Joaquín TURINA (1882-1949) : Fandanguillo op. 36 (GA 548) / Homenaje a Tárrega op. 69 (GA 549) / Ráfaga op. 53 (GA 550) / Sonata op. 61 (GA 551).  Schott (www.schott-music.com).  21 x 29,5 cm.

Il s’agit là de l’édition Urtext de quatre célèbres pièces pour guitare du grand compositeur espagnol.  De référence.

 

          

 

 

MUSIQUE RELIGIEUSE

Vytautas MIŠKINIS (°1954) : Missa brevis Sancti Martini  pour chœur 4 parties, à voix égales (SSAA), & orgue.  Schott (www.schott-music.com) : ED 9914.   23,1 x 30,3 cm, 44 p.  10,99 €.

 

 

 

 

Nino ROTA (1911-1979) : Tota pulchra es.  Motet pour soprano, ténor & orgue (1961). Schott (www.schott-music.com) : ED 20970.   23,1 x 30,3 cm, 8 p.  7,99 €.

De la plume du célèbre compositeur de quelque 170 musiques de film (notamment pour Fellini), mais aussi de 5 opéras, voici un bref motet - fort mélodique, certes - mais qui n’en nécessitera pas moins un chœur expérimenté.

 

 

 

MUSIQUE DE CHAMBRE

Robert SCHUMANN (1810-1856) : Rêverie  pour quatuor à cordes (contrebasse ad lib.), op. 15/7.   Schott (www.schott-music.com) : ED 21044.   23,1 x 30,3 cm, 3 p. (+ parties séparées).  4,95 €.

Habilement arrangée par Wolfgang Birtel, cette célèbre pièce (extraite des Scènes d’enfants op. 15) permettra à bien des jeunes instrumentistes de s’initier à la musique d’ensemble.  Difficulté : Intermédiaire.

 

 

 

Johanna SENFTER (1879-1961) : Petit trio facile.  Trio avec piano, op. 134.  Schott (www.schott-music.com) : ED 21159.   23,1 x 30,3 cm, 16 p. (+ parties séparées).  14,99 €.

Élève de Max Reger, la compositrice Johanna Senfter fut une éminente représentante du postromantisme.

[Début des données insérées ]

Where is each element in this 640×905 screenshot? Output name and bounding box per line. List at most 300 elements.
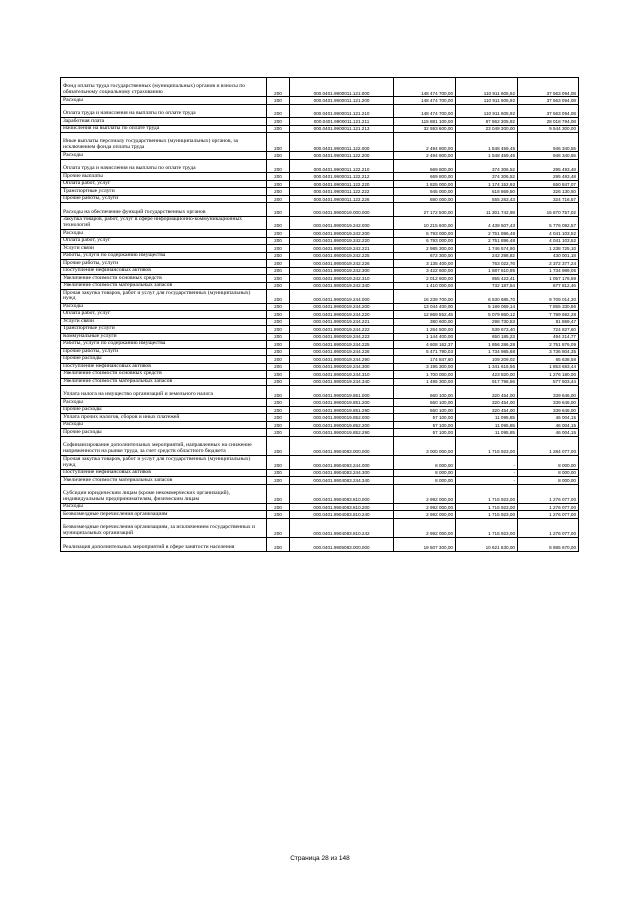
unexecuted-amount: 1 276 077,00 — [518, 503, 579, 511]
executed-amount: 1 548 459,45 — [456, 152, 518, 160]
row-kbk: 000.0401.9900019.851.000 — [290, 386, 394, 399]
executed-amount: 374 306,52 — [456, 159, 518, 172]
row-kbk: 000.0401.9904083.244.340 — [290, 477, 394, 485]
row-name: Увеличение стоимости материальных запасов — [61, 378, 267, 386]
row-code: 200 — [267, 363, 290, 371]
executed-amount: 917 796,56 — [456, 378, 518, 386]
unexecuted-amount: 339 646,00 — [518, 399, 579, 407]
executed-amount: 1 715 923,00 — [456, 436, 518, 455]
row-kbk: 000.0401.9900019.242.226 — [290, 260, 394, 268]
row-name: Поступление нефинансовых активов — [61, 469, 267, 477]
row-name: Увеличение стоимости основных средств — [61, 275, 267, 283]
approved-amount: 669 800,00 — [394, 159, 456, 172]
executed-amount: 1 341 616,56 — [456, 363, 518, 371]
row-kbk: 000.0401.9900011.121.211 — [290, 118, 394, 126]
table-row — [61, 104, 579, 117]
approved-amount: 5 471 790,03 — [394, 348, 456, 356]
approved-amount: 174 847,60 — [394, 356, 456, 364]
row-code: 200 — [267, 118, 290, 126]
approved-amount: 1 700 000,00 — [394, 371, 456, 379]
row-name: Работы, услуги по содержанию имущества — [61, 341, 267, 349]
row-kbk: 000.0401.9900019.244.223 — [290, 333, 394, 341]
unexecuted-amount: 946 340,55 — [518, 152, 579, 160]
row-kbk: 000.0401.9900019.242.340 — [290, 282, 394, 290]
unexecuted-amount: 650 847,07 — [518, 180, 579, 188]
executed-amount: 1 856 286,28 — [456, 341, 518, 349]
table-row — [61, 203, 579, 216]
row-name: Безвозмездные перечисления организациям — [61, 511, 267, 519]
table-row — [61, 363, 579, 371]
row-kbk: 000.0401.9900011.121.200 — [290, 97, 394, 105]
table-row — [61, 282, 579, 290]
executed-amount: 110 911 605,92 — [456, 104, 518, 117]
row-code: 200 — [267, 237, 290, 245]
approved-amount: 2 992 000,00 — [394, 503, 456, 511]
row-code: 200 — [267, 78, 290, 97]
executed-amount: - — [456, 456, 518, 469]
unexecuted-amount: 8 000,00 — [518, 469, 579, 477]
row-kbk: 000.0401.9904083.810.200 — [290, 503, 394, 511]
table-row — [61, 252, 579, 260]
unexecuted-amount: 37 563 094,08 — [518, 104, 579, 117]
table-row — [61, 356, 579, 364]
unexecuted-amount: 8 000,00 — [518, 477, 579, 485]
row-name: Увеличение стоимости материальных запасов — [61, 477, 267, 485]
row-kbk: 000.0401.9904083.000.000 — [290, 436, 394, 455]
row-code: 200 — [267, 188, 290, 196]
executed-amount: 1 734 985,68 — [456, 348, 518, 356]
row-kbk: 000.0401.9900019.242.225 — [290, 252, 394, 260]
unexecuted-amount: 324 716,57 — [518, 195, 579, 203]
row-code: 200 — [267, 133, 290, 152]
unexecuted-amount: 430 001,18 — [518, 252, 579, 260]
page-number: Страница 28 из 148 — [290, 855, 350, 862]
unexecuted-amount: 5 776 092,57 — [518, 216, 579, 229]
approved-amount: 1 495 300,00 — [394, 378, 456, 386]
row-code: 200 — [267, 104, 290, 117]
row-name: Прочие работы, услуги — [61, 260, 267, 268]
row-kbk: 000.0401.9900019.244.000 — [290, 290, 394, 303]
table-row — [61, 414, 579, 422]
unexecuted-amount: 15 870 757,02 — [518, 203, 579, 216]
approved-amount: 3 135 400,00 — [394, 260, 456, 268]
row-kbk: 000.0401.9900011.121.000 — [290, 78, 394, 97]
table-row — [61, 469, 579, 477]
executed-amount: 2 751 896,48 — [456, 230, 518, 238]
table-row — [61, 436, 579, 455]
executed-amount: 732 187,54 — [456, 282, 518, 290]
row-code: 200 — [267, 414, 290, 422]
row-kbk: 000.0401.9904083.244.300 — [290, 469, 394, 477]
row-kbk: 000.0401.9904083.810.242 — [290, 518, 394, 537]
table-row — [61, 378, 579, 386]
approved-amount: 2 992 000,00 — [394, 511, 456, 519]
row-name: Прочие расходы — [61, 406, 267, 414]
approved-amount: 16 239 700,00 — [394, 290, 456, 303]
table-row — [61, 275, 579, 283]
row-kbk: 000.0401.9900019.242.221 — [290, 245, 394, 253]
row-name: Расходы — [61, 97, 267, 105]
unexecuted-amount: 46 004,15 — [518, 414, 579, 422]
row-code: 200 — [267, 159, 290, 172]
table-row — [61, 159, 579, 172]
table-row — [61, 180, 579, 188]
row-name: Прочие расходы — [61, 429, 267, 437]
table-row — [61, 230, 579, 238]
unexecuted-amount: 494 214,77 — [518, 333, 579, 341]
table-row — [61, 406, 579, 414]
executed-amount: 242 298,82 — [456, 252, 518, 260]
row-code: 200 — [267, 333, 290, 341]
unexecuted-amount: 46 004,15 — [518, 429, 579, 437]
approved-amount: 1 410 000,00 — [394, 282, 456, 290]
approved-amount: 660 100,00 — [394, 406, 456, 414]
table-row — [61, 477, 579, 485]
row-code: 200 — [267, 252, 290, 260]
approved-amount: 115 881 100,00 — [394, 118, 456, 126]
row-name: Поступление нефинансовых активов — [61, 363, 267, 371]
row-kbk: 000.0401.9900019.242.300 — [290, 267, 394, 275]
unexecuted-amount: 1 276 077,00 — [518, 511, 579, 519]
table-row — [61, 118, 579, 126]
row-name: Увеличение стоимости основных средств — [61, 371, 267, 379]
row-name: Оплата работ, услуг — [61, 237, 267, 245]
row-code: 200 — [267, 348, 290, 356]
row-kbk: 000.0401.9900019.852.000 — [290, 414, 394, 422]
table-row — [61, 152, 579, 160]
executed-amount: 298 730,53 — [456, 318, 518, 326]
row-name: Безвозмездные перечисления организациям, за исключением государственных и муниципальных организаций — [61, 518, 267, 537]
approved-amount: 880 000,00 — [394, 195, 456, 203]
table-row — [61, 133, 579, 152]
executed-amount: 1 715 923,00 — [456, 518, 518, 537]
approved-amount: 57 100,00 — [394, 421, 456, 429]
row-code: 200 — [267, 399, 290, 407]
executed-amount: 1 174 152,93 — [456, 180, 518, 188]
row-code: 200 — [267, 469, 290, 477]
table-row — [61, 303, 579, 311]
row-name: Оплата работ, услуг — [61, 311, 267, 319]
executed-amount: 87 862 305,92 — [456, 118, 518, 126]
unexecuted-amount: 3 736 804,35 — [518, 348, 579, 356]
row-kbk: 000.0401.9904083.244.000 — [290, 456, 394, 469]
approved-amount: 2 985 300,00 — [394, 245, 456, 253]
executed-amount: 555 283,43 — [456, 195, 518, 203]
row-kbk: 000.0401.9900019.244.220 — [290, 311, 394, 319]
row-code: 200 — [267, 245, 290, 253]
row-kbk: 000.0401.9900011.122.212 — [290, 173, 394, 181]
row-name: Транспортные услуги — [61, 326, 267, 334]
row-kbk: 000.0401.9900019.242.310 — [290, 275, 394, 283]
approved-amount: 672 300,00 — [394, 252, 456, 260]
approved-amount: 10 215 600,00 — [394, 216, 456, 229]
row-kbk: 000.0401.9900011.122.200 — [290, 152, 394, 160]
executed-amount: 1 715 923,00 — [456, 484, 518, 503]
unexecuted-amount: 46 004,15 — [518, 421, 579, 429]
row-name: Уплата налога на имущество организаций и земельного налога — [61, 386, 267, 399]
row-name: Заработная плата — [61, 118, 267, 126]
approved-amount: 6 793 000,00 — [394, 230, 456, 238]
executed-amount: 4 439 507,43 — [456, 216, 518, 229]
table-row — [61, 237, 579, 245]
row-name: Расходы — [61, 399, 267, 407]
executed-amount: 110 911 605,92 — [456, 97, 518, 105]
row-kbk: 000.0401.9904083.810.240 — [290, 511, 394, 519]
unexecuted-amount: 339 646,00 — [518, 386, 579, 399]
unexecuted-amount: 1 734 989,05 — [518, 267, 579, 275]
row-name: Работы, услуги по содержанию имущества — [61, 252, 267, 260]
approved-amount: 380 600,00 — [394, 318, 456, 326]
row-code: 200 — [267, 436, 290, 455]
unexecuted-amount: 1 276 180,00 — [518, 371, 579, 379]
row-name: Расходы — [61, 152, 267, 160]
row-code: 200 — [267, 180, 290, 188]
approved-amount: 2 494 800,00 — [394, 133, 456, 152]
unexecuted-amount: 1 276 077,00 — [518, 518, 579, 537]
row-code: 200 — [267, 203, 290, 216]
approved-amount: 1 264 500,00 — [394, 326, 456, 334]
executed-amount: 539 673,40 — [456, 326, 518, 334]
unexecuted-amount: 326 130,50 — [518, 188, 579, 196]
table-row — [61, 125, 579, 133]
row-kbk: 000.0401.9900011.122.222 — [290, 188, 394, 196]
approved-amount: 8 000,00 — [394, 477, 456, 485]
executed-amount: 6 530 685,70 — [456, 290, 518, 303]
row-name: Прочие расходы — [61, 356, 267, 364]
table-row — [61, 421, 579, 429]
row-name: Расходы — [61, 421, 267, 429]
approved-amount: 1 825 000,00 — [394, 180, 456, 188]
table-row — [61, 97, 579, 105]
row-kbk: 000.0401.9900019.242.220 — [290, 237, 394, 245]
unexecuted-amount: 8 000,00 — [518, 456, 579, 469]
table-row — [61, 399, 579, 407]
row-code: 200 — [267, 341, 290, 349]
row-code: 200 — [267, 421, 290, 429]
row-name: Реализация дополнительных мероприятий в сфере занятости населения — [61, 538, 267, 551]
unexecuted-amount: 1 057 176,59 — [518, 275, 579, 283]
row-name: Оплата труда и начисления на выплаты по оплате труда — [61, 159, 267, 172]
row-name: Коммунальные услуги — [61, 333, 267, 341]
approved-amount: 660 100,00 — [394, 386, 456, 399]
table-row — [61, 216, 579, 229]
unexecuted-amount: 9 544 300,00 — [518, 125, 579, 133]
row-code: 200 — [267, 230, 290, 238]
row-code: 200 — [267, 371, 290, 379]
table-row — [61, 511, 579, 519]
approved-amount: 148 474 700,00 — [394, 97, 456, 105]
row-kbk: 000.0401.9900019.852.200 — [290, 421, 394, 429]
executed-amount: 1 715 923,00 — [456, 503, 518, 511]
unexecuted-amount: 295 493,48 — [518, 173, 579, 181]
row-name: Прочие работы, услуги — [61, 348, 267, 356]
row-name: Уплата прочих налогов, сборов и иных платежей — [61, 414, 267, 422]
executed-amount: 109 209,02 — [456, 356, 518, 364]
row-name: Транспортные услуги — [61, 188, 267, 196]
approved-amount: 945 000,00 — [394, 188, 456, 196]
unexecuted-amount: 28 018 794,08 — [518, 118, 579, 126]
row-kbk: 000.0401.9900011.121.210 — [290, 104, 394, 117]
row-name: Расходы — [61, 303, 267, 311]
row-kbk: 000.0401.9905083.000.000 — [290, 538, 394, 551]
executed-amount: 5 079 860,12 — [456, 311, 518, 319]
row-code: 200 — [267, 275, 290, 283]
unexecuted-amount: 65 638,58 — [518, 356, 579, 364]
row-kbk: 000.0401.9900019.244.222 — [290, 326, 394, 334]
table-row — [61, 173, 579, 181]
unexecuted-amount: 677 812,46 — [518, 282, 579, 290]
table-row — [61, 195, 579, 203]
unexecuted-amount: 37 563 094,08 — [518, 78, 579, 97]
approved-amount: 57 100,00 — [394, 414, 456, 422]
table-row — [61, 78, 579, 97]
executed-amount: 1 548 459,45 — [456, 133, 518, 152]
row-kbk: 000.0401.9900019.000.000 — [290, 203, 394, 216]
approved-amount: 660 100,00 — [394, 399, 456, 407]
unexecuted-amount: 1 276 077,00 — [518, 484, 579, 503]
unexecuted-amount: 2 372 377,24 — [518, 260, 579, 268]
unexecuted-amount: 724 827,60 — [518, 326, 579, 334]
row-kbk: 000.0401.9900011.122.210 — [290, 159, 394, 172]
executed-amount: 23 049 300,00 — [456, 125, 518, 133]
executed-amount: 763 022,76 — [456, 260, 518, 268]
unexecuted-amount: 1 284 077,00 — [518, 436, 579, 455]
executed-amount: 11 095,85 — [456, 421, 518, 429]
row-kbk: 000.0401.9904083.810.000 — [290, 484, 394, 503]
unexecuted-amount: 295 493,48 — [518, 159, 579, 172]
budget-execution-table — [60, 77, 579, 552]
executed-amount: 10 621 630,00 — [456, 538, 518, 551]
row-kbk: 000.0401.9900019.244.200 — [290, 303, 394, 311]
row-code: 200 — [267, 477, 290, 485]
table-row — [61, 267, 579, 275]
table-row — [61, 538, 579, 551]
row-name: Расходы на обеспечение функций государственных органов — [61, 203, 267, 216]
executed-amount: - — [456, 477, 518, 485]
row-code: 200 — [267, 267, 290, 275]
unexecuted-amount: 9 709 014,30 — [518, 290, 579, 303]
approved-amount: 148 474 700,00 — [394, 78, 456, 97]
row-kbk: 000.0401.9900019.244.290 — [290, 356, 394, 364]
approved-amount: 8 000,00 — [394, 456, 456, 469]
row-kbk: 000.0401.9900011.121.213 — [290, 125, 394, 133]
row-name: Прочие работы, услуги — [61, 195, 267, 203]
approved-amount: 13 044 400,00 — [394, 303, 456, 311]
approved-amount: 6 793 000,00 — [394, 237, 456, 245]
executed-amount: 11 301 742,98 — [456, 203, 518, 216]
row-name: Услуги связи — [61, 245, 267, 253]
row-name: Оплата труда и начисления на выплаты по оплате труда — [61, 104, 267, 117]
approved-amount: 3 000 000,00 — [394, 436, 456, 455]
table-body — [61, 78, 579, 552]
unexecuted-amount: 7 855 330,86 — [518, 303, 579, 311]
approved-amount: 27 172 500,00 — [394, 203, 456, 216]
table-row — [61, 456, 579, 469]
row-kbk: 000.0401.9900019.244.340 — [290, 378, 394, 386]
executed-amount: - — [456, 469, 518, 477]
executed-amount: 320 454,00 — [456, 406, 518, 414]
executed-amount: 11 095,85 — [456, 414, 518, 422]
approved-amount: 2 992 000,00 — [394, 484, 456, 503]
unexecuted-amount: 4 041 103,52 — [518, 237, 579, 245]
row-kbk: 000.0401.9900019.244.226 — [290, 348, 394, 356]
table-row — [61, 386, 579, 399]
row-name: Прочие выплаты — [61, 173, 267, 181]
row-name: Поступление нефинансовых активов — [61, 267, 267, 275]
row-code: 200 — [267, 152, 290, 160]
row-name: Прочая закупка товаров, работ и услуг для государственных (муниципальных) нужд — [61, 290, 267, 303]
table-row — [61, 503, 579, 511]
executed-amount: 1 746 574,90 — [456, 245, 518, 253]
approved-amount: 3 422 600,00 — [394, 267, 456, 275]
approved-amount: 148 474 700,00 — [394, 104, 456, 117]
row-kbk: 000.0401.9900019.244.221 — [290, 318, 394, 326]
approved-amount: 669 800,00 — [394, 173, 456, 181]
row-kbk: 000.0401.9900019.242.200 — [290, 230, 394, 238]
row-code: 200 — [267, 456, 290, 469]
executed-amount: 110 911 605,92 — [456, 78, 518, 97]
row-code: 200 — [267, 282, 290, 290]
unexecuted-amount: 81 869,47 — [518, 318, 579, 326]
table-row — [61, 188, 579, 196]
row-name: Прочая закупка товаров, работ и услуг для государственных (муниципальных) нужд — [61, 456, 267, 469]
row-code: 200 — [267, 503, 290, 511]
approved-amount: 12 869 552,45 — [394, 311, 456, 319]
executed-amount: 5 189 069,14 — [456, 303, 518, 311]
table-row — [61, 326, 579, 334]
table-row — [61, 348, 579, 356]
approved-amount: 1 144 400,00 — [394, 333, 456, 341]
approved-amount: 8 000,00 — [394, 469, 456, 477]
unexecuted-amount: 577 503,44 — [518, 378, 579, 386]
unexecuted-amount: 946 340,55 — [518, 133, 579, 152]
unexecuted-amount: 7 789 692,28 — [518, 311, 579, 319]
row-code: 200 — [267, 326, 290, 334]
row-code: 200 — [267, 195, 290, 203]
approved-amount: 2 012 600,00 — [394, 275, 456, 283]
unexecuted-amount: 339 646,00 — [518, 406, 579, 414]
row-kbk: 000.0401.9900019.851.200 — [290, 399, 394, 407]
row-name: Субсидии юридическим лицам (кроме некоммерческих организаций), индивидуальным предпринимателям, физическим лицам — [61, 484, 267, 503]
row-kbk: 000.0401.9900011.122.220 — [290, 180, 394, 188]
executed-amount: 374 306,52 — [456, 173, 518, 181]
unexecuted-amount: 8 885 670,00 — [518, 538, 579, 551]
row-kbk: 000.0401.9900011.122.226 — [290, 195, 394, 203]
approved-amount: 19 507 300,00 — [394, 538, 456, 551]
row-kbk: 000.0401.9900019.852.290 — [290, 429, 394, 437]
executed-amount: 955 423,41 — [456, 275, 518, 283]
table-row — [61, 311, 579, 319]
row-kbk: 000.0401.9900019.851.290 — [290, 406, 394, 414]
executed-amount: 2 751 896,48 — [456, 237, 518, 245]
table-row — [61, 429, 579, 437]
row-kbk: 000.0401.9900019.244.225 — [290, 341, 394, 349]
row-code: 200 — [267, 311, 290, 319]
row-code: 200 — [267, 484, 290, 503]
executed-amount: 320 454,00 — [456, 399, 518, 407]
row-code: 200 — [267, 429, 290, 437]
approved-amount: 2 992 000,00 — [394, 518, 456, 537]
row-code: 200 — [267, 356, 290, 364]
executed-amount: 423 820,00 — [456, 371, 518, 379]
approved-amount: 3 195 300,00 — [394, 363, 456, 371]
row-code: 200 — [267, 538, 290, 551]
table-row — [61, 341, 579, 349]
executed-amount: 320 454,00 — [456, 386, 518, 399]
executed-amount: 11 095,85 — [456, 429, 518, 437]
approved-amount: 32 593 600,00 — [394, 125, 456, 133]
unexecuted-amount: 37 563 094,08 — [518, 97, 579, 105]
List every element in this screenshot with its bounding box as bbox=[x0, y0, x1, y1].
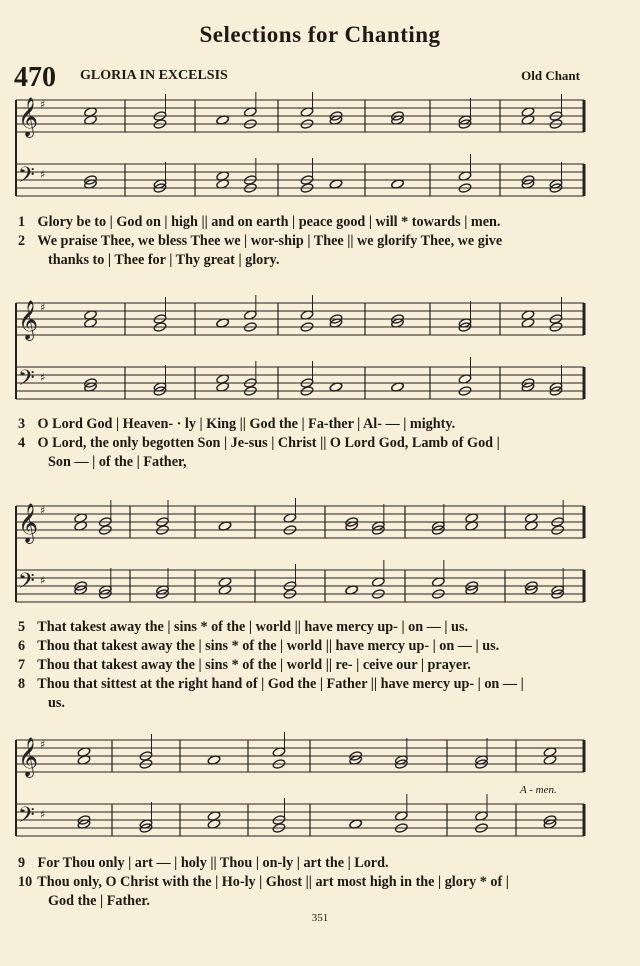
verse-number: 2 bbox=[18, 233, 26, 249]
sharp-icon: ♯ bbox=[40, 738, 46, 751]
music-system-1 bbox=[0, 92, 640, 202]
verse-number: 5 bbox=[18, 619, 26, 635]
verse-number: 9 bbox=[18, 855, 26, 871]
music-system-3 bbox=[0, 498, 640, 613]
verse-6 bbox=[18, 637, 593, 656]
verse-9 bbox=[18, 854, 593, 873]
hymn-title: GLORIA IN EXCELSIS bbox=[80, 68, 228, 83]
verse-number: 10 bbox=[18, 874, 33, 890]
verse-text: Glory be to | God on | high || and on earth | peace good | will * towards | men. bbox=[37, 214, 501, 230]
treble-clef-icon: 𝄞 bbox=[18, 97, 39, 137]
verse-number: 4 bbox=[18, 435, 26, 451]
verse-text-continued: thanks to | Thee for | Thy great | glory. bbox=[48, 252, 280, 268]
verse-text: We praise Thee, we bless Thee we | wor-ship | Thee || we glorify Thee, we give bbox=[37, 233, 503, 249]
music-system-2 bbox=[0, 295, 640, 410]
bass-clef-icon: 𝄢 bbox=[18, 163, 35, 193]
verse-text: That takest away the | sins * of the | world || have mercy up- | on — | us. bbox=[37, 619, 469, 635]
composer: Old Chant bbox=[521, 68, 580, 83]
sharp-icon: ♯ bbox=[40, 371, 46, 384]
verse-3 bbox=[18, 415, 593, 434]
verse-text: Thou that takest away the | sins * of the | world || re- | ceive our | prayer. bbox=[37, 657, 471, 673]
sharp-icon: ♯ bbox=[40, 168, 46, 181]
bass-clef-icon: 𝄢 bbox=[18, 569, 35, 599]
verse-10 bbox=[18, 873, 593, 911]
amen-label: A - men. bbox=[520, 784, 557, 796]
verse-text: O Lord, the only begotten Son | Je-sus | Christ || O Lord God, Lamb of God | bbox=[37, 435, 500, 451]
verse-5 bbox=[18, 618, 593, 637]
verse-text: For Thou only | art — | holy || Thou | on-ly | art the | Lord. bbox=[37, 855, 389, 871]
verse-1 bbox=[18, 213, 593, 232]
bass-clef-icon: 𝄢 bbox=[18, 803, 35, 833]
sharp-icon: ♯ bbox=[40, 574, 46, 587]
verse-7 bbox=[18, 656, 593, 675]
treble-clef-icon: 𝄞 bbox=[18, 300, 39, 340]
verse-text: Thou only, O Christ with the | Ho-ly | Ghost || art most high in the | glory * of | bbox=[37, 874, 509, 890]
verse-text-continued: God the | Father. bbox=[48, 893, 150, 909]
sharp-icon: ♯ bbox=[40, 98, 46, 111]
verse-text: O Lord God | Heaven- · ly | King || God the | Fa-ther | Al- — | mighty. bbox=[37, 416, 456, 432]
verse-number: 8 bbox=[18, 676, 26, 692]
treble-clef-icon: 𝄞 bbox=[18, 737, 39, 777]
sharp-icon: ♯ bbox=[40, 808, 46, 821]
hymn-number: 470 bbox=[14, 62, 56, 93]
page-number: 351 bbox=[311, 912, 329, 924]
verse-text: Thou that takest away the | sins * of the | world || have mercy up- | on — | us. bbox=[37, 638, 500, 654]
verse-number: 7 bbox=[18, 657, 26, 673]
sharp-icon: ♯ bbox=[40, 504, 46, 517]
verse-text-continued: Son — | of the | Father, bbox=[48, 454, 187, 470]
verse-text: Thou that sittest at the right hand of | God the | Father || have mercy up- | on — | bbox=[37, 676, 524, 692]
verse-8 bbox=[18, 675, 593, 713]
verse-number: 1 bbox=[18, 214, 26, 230]
page-title: Selections for Chanting bbox=[199, 22, 441, 47]
verse-number: 3 bbox=[18, 416, 26, 432]
verse-number: 6 bbox=[18, 638, 26, 654]
bass-clef-icon: 𝄢 bbox=[18, 366, 35, 396]
verse-2 bbox=[18, 232, 593, 270]
verse-4 bbox=[18, 434, 593, 472]
verse-text-continued: us. bbox=[48, 695, 65, 711]
treble-clef-icon: 𝄞 bbox=[18, 503, 39, 543]
sharp-icon: ♯ bbox=[40, 301, 46, 314]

On redécouvre aujourd’hui son œuvre – considérable…  Le présent trio, pour violon, violoncelle & piano, comporte 3 mouvements : Menuet, Sarabande et Gavotte.

 

 

 

Sir Peter MAXWELL DAVIES (°1934) : Deux nocturnes.  Quatuor avec piano (2010).   Schott (www.schott-music.com) : ED 13420.   23,1 x 30,3 cm, 7 p. (+ parties séparées).  11,99 €.

Composés comme un hommage à Chopin et… à  J. S. Bach, ces deux Nocturnes (Adagio molto, l’un et l’autre) s’adressent à des instrumentistes de très bon niveau.

 

 

 

ORCHESTRE

Jean-Sébastien BACH : L’Offrande musicale.  Partition d’orchestre. Schott (www.schott-music.com) : ED 20525.   23,1 x 30,3 cm, 128 p.  39,99 €.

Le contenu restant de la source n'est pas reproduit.